The United Nations Human Rights Council adopted a resolution last week that will see the appointment of a panel to investigate reports of war crimes in Yemen.
The resolution, passed without a vote last week, will see a group of "eminent international and regional experts" appointed by the UN human rights chief Zeid Ra'ad al-Hussein to investigate “all alleged violations and abuses of international human rights and other appropriate and applicable fields of international law".
It will "establish the facts and circumstances surrounding the alleged violations and abuses, and where possible, identify those responsible".
The decision falls short of a commission of inquiry into Yemen, a move that Saudi Arabia had lobbied strongly against. The country currently leads a Western-backed coalition, which backs the Yemeni government and has carried out extensive bombing raids in the conflict against Houthi rebels.

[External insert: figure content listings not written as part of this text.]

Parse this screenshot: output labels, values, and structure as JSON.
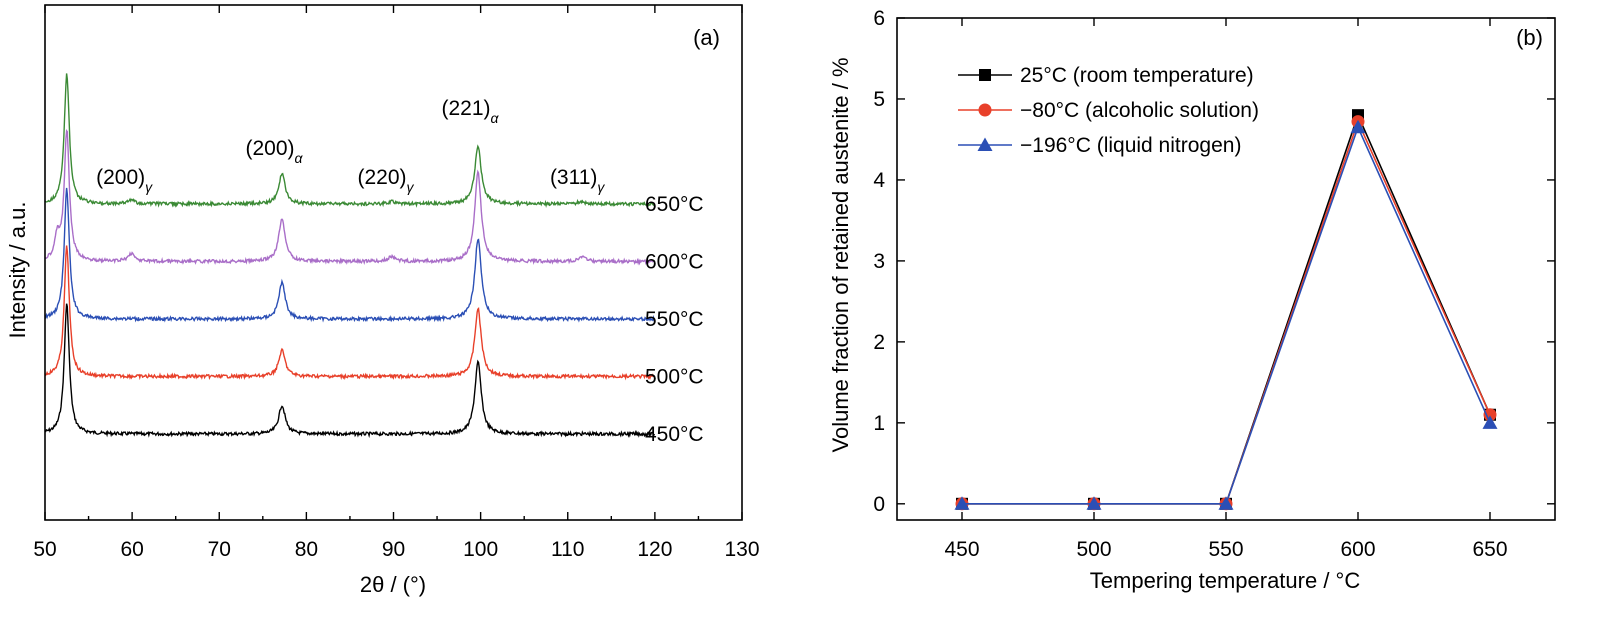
{
  "chart_data": [
    {
      "type": "line",
      "panel_label": "(a)",
      "xlabel": "2θ / (°)",
      "ylabel": "Intensity / a.u.",
      "xlim": [
        50,
        130
      ],
      "xticks": [
        50,
        60,
        70,
        80,
        90,
        100,
        110,
        120,
        130
      ],
      "y_tick_labels": false,
      "peak_labels": [
        {
          "text": "(200)",
          "sub": "γ",
          "x": 60
        },
        {
          "text": "(200)",
          "sub": "α",
          "x": 77.2
        },
        {
          "text": "(220)",
          "sub": "γ",
          "x": 90
        },
        {
          "text": "(221)",
          "sub": "α",
          "x": 99.7
        },
        {
          "text": "(311)",
          "sub": "γ",
          "x": 112
        }
      ],
      "series": [
        {
          "name": "450°C",
          "color": "#000000",
          "offset": 0,
          "peaks": [
            [
              52.5,
              1.0
            ],
            [
              77.2,
              0.22
            ],
            [
              99.7,
              0.55
            ]
          ]
        },
        {
          "name": "500°C",
          "color": "#e8402a",
          "offset": 1,
          "peaks": [
            [
              52.5,
              1.0
            ],
            [
              77.2,
              0.2
            ],
            [
              99.7,
              0.52
            ]
          ]
        },
        {
          "name": "550°C",
          "color": "#2b4fb5",
          "offset": 2,
          "peaks": [
            [
              52.5,
              1.0
            ],
            [
              77.2,
              0.28
            ],
            [
              99.7,
              0.62
            ]
          ]
        },
        {
          "name": "600°C",
          "color": "#a96ec8",
          "offset": 3,
          "peaks": [
            [
              51.4,
              0.18
            ],
            [
              52.5,
              1.0
            ],
            [
              59.9,
              0.06
            ],
            [
              77.2,
              0.33
            ],
            [
              89.8,
              0.04
            ],
            [
              99.7,
              0.68
            ],
            [
              111.6,
              0.04
            ]
          ]
        },
        {
          "name": "650°C",
          "color": "#3b8a35",
          "offset": 4,
          "peaks": [
            [
              52.5,
              1.0
            ],
            [
              59.9,
              0.03
            ],
            [
              77.2,
              0.23
            ],
            [
              89.8,
              0.02
            ],
            [
              99.7,
              0.44
            ],
            [
              111.6,
              0.02
            ]
          ]
        }
      ]
    },
    {
      "type": "line",
      "panel_label": "(b)",
      "xlabel": "Tempering temperature / °C",
      "ylabel": "Volume fraction of retained austenite / %",
      "categories": [
        450,
        500,
        550,
        600,
        650
      ],
      "ylim": [
        -0.2,
        6
      ],
      "yticks": [
        0,
        1,
        2,
        3,
        4,
        5,
        6
      ],
      "legend_position": "top-left",
      "series": [
        {
          "name": "25°C (room temperature)",
          "color": "#000000",
          "marker": "square",
          "values": [
            0,
            0,
            0,
            4.8,
            1.1
          ]
        },
        {
          "name": "−80°C (alcoholic solution)",
          "color": "#e8402a",
          "marker": "circle",
          "values": [
            0,
            0,
            0,
            4.72,
            1.1
          ]
        },
        {
          "name": "−196°C (liquid nitrogen)",
          "color": "#2b4fb5",
          "marker": "triangle",
          "values": [
            0,
            0,
            0,
            4.65,
            1.0
          ]
        }
      ]
    }
  ]
}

Speaking on the decision, Jamie McGoldrick, the UN humanitarian coordinator for Yemen, said “I think anybody that can come and see first-hand evidence … for alleged crimes against international humanitarian law or human rights, I think that will be helpful because it will shed some light on the impact of the military activity on all sides, and there are no good guys in this fight”.
“We keep trying to remind the parties of their obligations, but there has been a blatant indifference of the parties when it comes to international humanitarian law,” he added.
Yemen’s government declared its “acceptance” of the resolution, which was backed by the UK and US. A previous Yemeni proposal for a domestic inquiry was not taken up.
US charge d'affaires Ted Allegra said,
“We believe the Council speaking with one voice on Yemen is essential to address the worsening situation there, and to encourage the parties involved in the conflict to come to the table, not to mention for the integrity of the Council.”